Chatbots Keep Telling Stories About Lighthouse Keeper 'Elias Thorne'. We Might Know Why

11 juin 2026 à 09:00
Chatbots Keep Telling Stories About Lighthouse Keeper 'Elias Thorne'. We Might Know Why

Depending on which chatbot you ask, Elias Thorne might be a clockmaker, a lighthouse keeper, or a librarian. But if you ask ChatGPT or any of the other popular large language models to tell you a story, there’s a good chance he’ll appear, unbidden. And Elias’s stories are flooding the self-published AI generated book market, Youtube, and fake news sites.

Software engineer Daniel May first noticed the Elias takeover earlier this year; he found that on Google Trends, people weren’t searching for “Elias Thorne” until late 2025. Searches for the name really spiked in early 2026, while the related query “lighthouse keeper” also started trending upward in the last few years. He tested a few chatbots, including Grok, Deepseek, and Gemini, with the prompt “tell me a story,” and the chatbots frequently started with similar stories about lighthouses, clockmakers, or explorers. 

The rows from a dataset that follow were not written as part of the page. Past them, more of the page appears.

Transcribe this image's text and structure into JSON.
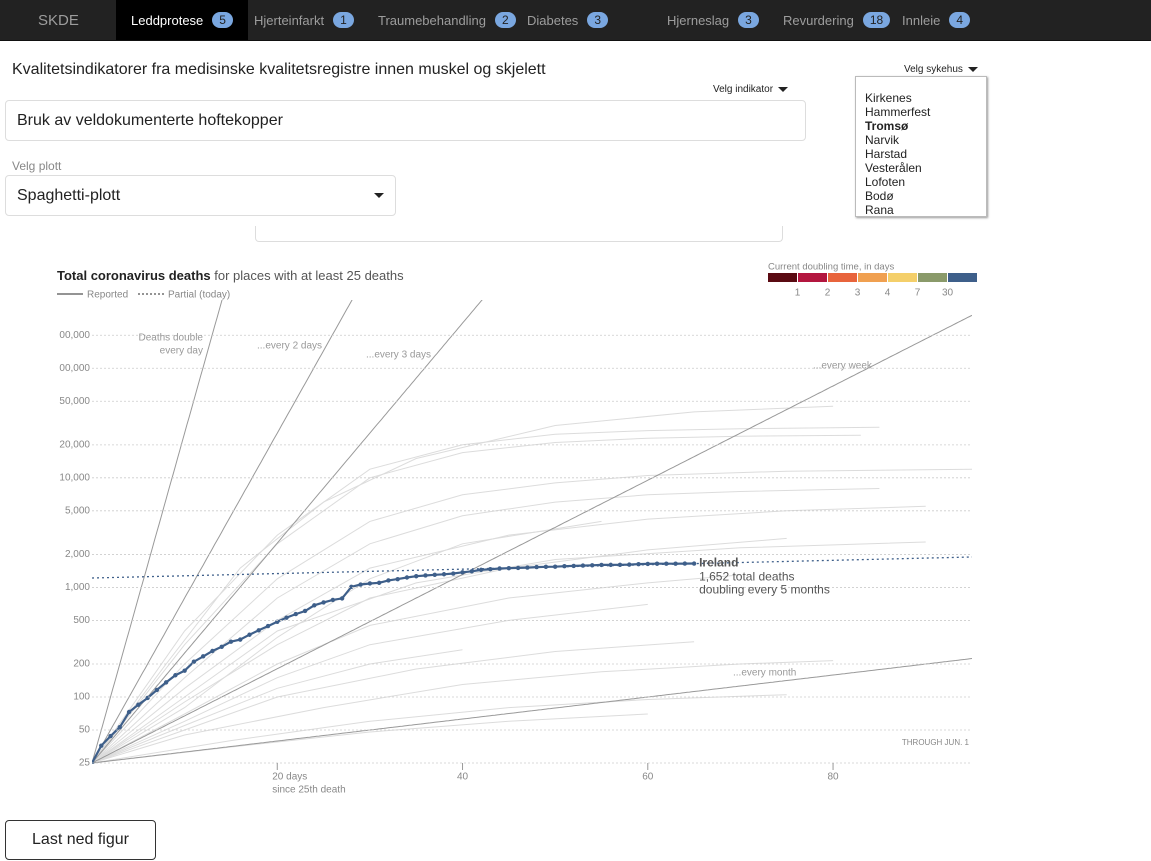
{
  "navbar": {
    "brand": "SKDE",
    "tabs": [
      {
        "label": "Leddprotese",
        "count": 5,
        "active": true
      },
      {
        "label": "Hjerteinfarkt",
        "count": 1
      },
      {
        "label": "Traumebehandling",
        "count": 2
      },
      {
        "label": "Diabetes",
        "count": 3
      },
      {
        "label": "Hjerneslag",
        "count": 3
      },
      {
        "label": "Revurdering",
        "count": 18
      },
      {
        "label": "Innleie",
        "count": 4
      }
    ]
  },
  "header": {
    "title": "Kvalitetsindikatorer fra medisinske kvalitetsregistre innen muskel og skjelett"
  },
  "indicator_select": {
    "label": "Velg indikator",
    "value": "Bruk av veldokumenterte hoftekopper"
  },
  "hospital_select": {
    "label": "Velg sykehus",
    "options": [
      {
        "label": "Kirkenes"
      },
      {
        "label": "Hammerfest"
      },
      {
        "label": "Tromsø",
        "selected": true
      },
      {
        "label": "Narvik"
      },
      {
        "label": "Harstad"
      },
      {
        "label": "Vesterålen"
      },
      {
        "label": "Lofoten"
      },
      {
        "label": "Bodø"
      },
      {
        "label": "Rana"
      }
    ]
  },
  "plot_select": {
    "label": "Velg plott",
    "value": "Spaghetti-plott"
  },
  "chart_data": {
    "type": "line",
    "title": "Total coronavirus deaths",
    "subtitle": "for places with at least 25 deaths",
    "log_scale_y": true,
    "grid": true,
    "xlim": [
      0,
      95
    ],
    "ylim": [
      25,
      340000
    ],
    "xticks": [
      {
        "value": 20,
        "label": "20 days"
      },
      40,
      60,
      80
    ],
    "x_axis_label": "since 25th death",
    "yticks": [
      25,
      50,
      100,
      200,
      500,
      {
        "value": 1000,
        "label": "1,000"
      },
      {
        "value": 2000,
        "label": "2,000"
      },
      {
        "value": 5000,
        "label": "5,000"
      },
      {
        "value": 10000,
        "label": "10,000"
      },
      {
        "value": 20000,
        "label": "20,000"
      },
      {
        "value": 50000,
        "label": "50,000"
      },
      {
        "value": 100000,
        "label": "00,000"
      },
      {
        "value": 200000,
        "label": "00,000"
      }
    ],
    "legend": [
      {
        "label": "Reported",
        "style": "solid"
      },
      {
        "label": "Partial (today)",
        "style": "dotted"
      }
    ],
    "doubling_legend": {
      "title": "Current doubling time, in days",
      "colors": [
        "#5a0a12",
        "#b3163f",
        "#e8643c",
        "#f0a050",
        "#f4cf6a",
        "#8a9a6a",
        "#3e5f8a"
      ],
      "ticks": [
        1,
        2,
        3,
        4,
        7,
        30
      ]
    },
    "reference_lines": [
      {
        "doubling_days": 1,
        "label": [
          "Deaths double",
          "every day"
        ]
      },
      {
        "doubling_days": 2,
        "label": [
          "...every 2 days"
        ]
      },
      {
        "doubling_days": 3,
        "label": [
          "...every 3 days"
        ]
      },
      {
        "doubling_days": 7,
        "label": [
          "...every week"
        ]
      },
      {
        "doubling_days": 30,
        "label": [
          "...every month"
        ]
      }
    ],
    "series": [
      {
        "name": "Ireland",
        "color": "#3e5f8a",
        "x": [
          0,
          1,
          2,
          3,
          4,
          5,
          6,
          7,
          8,
          9,
          10,
          11,
          12,
          13,
          14,
          15,
          16,
          17,
          18,
          19,
          20,
          21,
          22,
          23,
          24,
          25,
          26,
          27,
          28,
          29,
          30,
          31,
          32,
          33,
          34,
          35,
          36,
          37,
          38,
          39,
          40,
          41,
          42,
          43,
          44,
          45,
          46,
          47,
          48,
          49,
          50,
          51,
          52,
          53,
          54,
          55,
          56,
          57,
          58,
          59,
          60,
          61,
          62,
          63,
          64,
          65
        ],
        "values": [
          25,
          36,
          44,
          53,
          73,
          85,
          98,
          116,
          136,
          158,
          174,
          210,
          235,
          263,
          287,
          320,
          334,
          370,
          406,
          444,
          486,
          530,
          571,
          610,
          687,
          730,
          769,
          794,
          1014,
          1063,
          1087,
          1102,
          1159,
          1190,
          1232,
          1265,
          1286,
          1303,
          1319,
          1339,
          1375,
          1403,
          1446,
          1467,
          1488,
          1497,
          1506,
          1518,
          1533,
          1543,
          1547,
          1561,
          1571,
          1583,
          1592,
          1604,
          1606,
          1608,
          1615,
          1631,
          1639,
          1645,
          1647,
          1648,
          1650,
          1652
        ],
        "annotation": [
          "1,652 total deaths",
          "doubling every 5 months"
        ]
      }
    ],
    "trend": {
      "color": "#3e5f8a",
      "x": [
        0,
        95
      ],
      "values": [
        1218,
        1895
      ]
    },
    "background_color": "#dcdcdc",
    "background_series": [
      {
        "x": [
          0,
          10,
          20,
          30,
          40,
          50,
          60,
          70,
          85
        ],
        "values": [
          25,
          400,
          3000,
          12000,
          20000,
          25000,
          27000,
          28000,
          29000
        ]
      },
      {
        "x": [
          0,
          10,
          20,
          30,
          40,
          50,
          60,
          70,
          83
        ],
        "values": [
          25,
          300,
          2500,
          10000,
          17000,
          21000,
          23000,
          24000,
          24500
        ]
      },
      {
        "x": [
          0,
          10,
          20,
          30,
          40,
          50,
          60,
          75,
          95
        ],
        "values": [
          25,
          200,
          1200,
          4000,
          7000,
          9000,
          10500,
          11500,
          12000
        ]
      },
      {
        "x": [
          0,
          10,
          20,
          30,
          40,
          50,
          60,
          70,
          85
        ],
        "values": [
          25,
          150,
          800,
          2500,
          4500,
          6000,
          7000,
          7500,
          8000
        ]
      },
      {
        "x": [
          0,
          10,
          20,
          30,
          45,
          60,
          75,
          90
        ],
        "values": [
          25,
          120,
          500,
          1500,
          3000,
          4200,
          5000,
          5500
        ]
      },
      {
        "x": [
          0,
          10,
          20,
          30,
          45,
          60,
          75
        ],
        "values": [
          25,
          90,
          300,
          800,
          1500,
          2200,
          2800
        ]
      },
      {
        "x": [
          0,
          10,
          20,
          30,
          45,
          60,
          70
        ],
        "values": [
          25,
          70,
          200,
          450,
          800,
          1100,
          1300
        ]
      },
      {
        "x": [
          0,
          10,
          20,
          30,
          45,
          60
        ],
        "values": [
          25,
          60,
          150,
          300,
          500,
          700
        ]
      },
      {
        "x": [
          0,
          10,
          20,
          35,
          50,
          65
        ],
        "values": [
          25,
          50,
          100,
          180,
          260,
          320
        ]
      },
      {
        "x": [
          0,
          10,
          25,
          40,
          55,
          70,
          80
        ],
        "values": [
          25,
          45,
          80,
          130,
          170,
          200,
          215
        ]
      },
      {
        "x": [
          0,
          15,
          30,
          45,
          60,
          75
        ],
        "values": [
          25,
          40,
          60,
          80,
          95,
          105
        ]
      },
      {
        "x": [
          0,
          10,
          20,
          30,
          40,
          55
        ],
        "values": [
          25,
          80,
          350,
          1200,
          2500,
          4000
        ]
      },
      {
        "x": [
          0,
          8,
          16,
          25,
          35,
          50,
          65,
          80
        ],
        "values": [
          25,
          200,
          1500,
          6000,
          15000,
          30000,
          40000,
          45000
        ]
      },
      {
        "x": [
          0,
          15,
          30,
          45,
          60
        ],
        "values": [
          25,
          35,
          48,
          60,
          70
        ]
      },
      {
        "x": [
          0,
          10,
          20,
          35,
          50,
          70,
          90
        ],
        "values": [
          25,
          100,
          400,
          1100,
          1800,
          2300,
          2600
        ]
      },
      {
        "x": [
          0,
          10,
          20,
          30,
          40
        ],
        "values": [
          25,
          55,
          120,
          200,
          270
        ]
      }
    ],
    "note": "THROUGH JUN. 1"
  },
  "download_button": "Last ned figur"
}
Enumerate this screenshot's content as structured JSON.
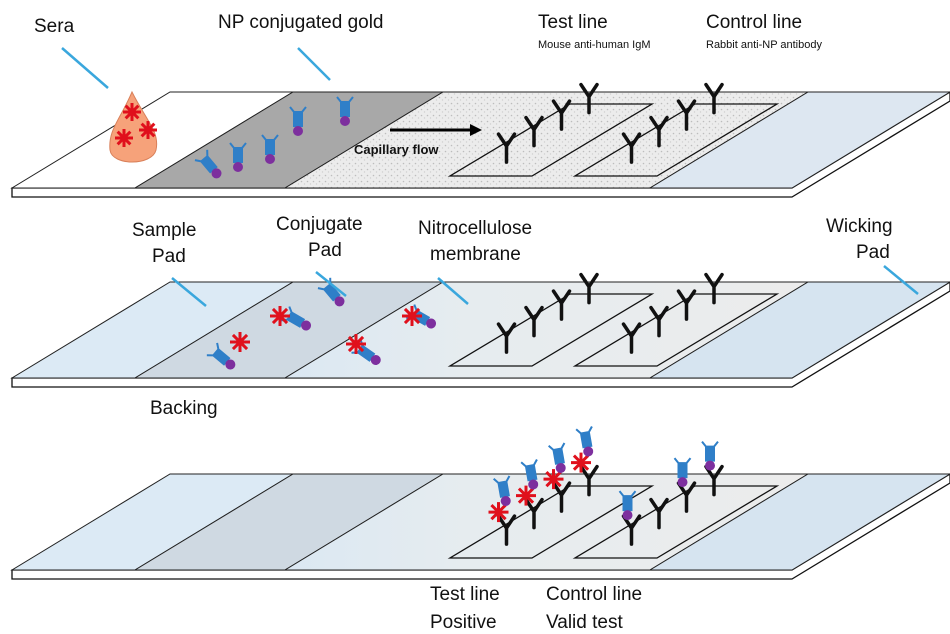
{
  "panel_1": {
    "sera": "Sera",
    "np_conjugated_gold": "NP conjugated gold",
    "test_line": {
      "title": "Test line",
      "subtitle": "Mouse anti-human IgM"
    },
    "control_line": {
      "title": "Control line",
      "subtitle": "Rabbit anti-NP antibody"
    },
    "flow": "Capillary flow"
  },
  "panel_2": {
    "sample_pad": [
      "Sample",
      "Pad"
    ],
    "conjugate_pad": [
      "Conjugate",
      "Pad"
    ],
    "membrane": [
      "Nitrocellulose",
      "membrane"
    ],
    "wicking_pad": [
      "Wicking",
      "Pad"
    ],
    "backing": "Backing"
  },
  "panel_3": {
    "test_line": [
      "Test line",
      "Positive"
    ],
    "control_line": [
      "Control line",
      "Valid test"
    ]
  }
}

In late May, researchers Sil Hamilton and David Mimno at Cornell University’s Department of Information Science published their paper, “Elias in the Lighthouse, Again?” on the preprint repository arXiv. They sampled 20,000 total stories from OpenAI’s ChatGPT, Anthropic’s Claude, and Google’s Gemini, and the Allen Institute for AI's chatbot using five prompts, and found that the same 11 words—names like Elias, Mara, and Elara, and occupations like lighthouse keeper, clockmaker, and librarian—appear in more than 88% of generated stories, with little difference between models. Unite.ai covered the study shortly after it was published.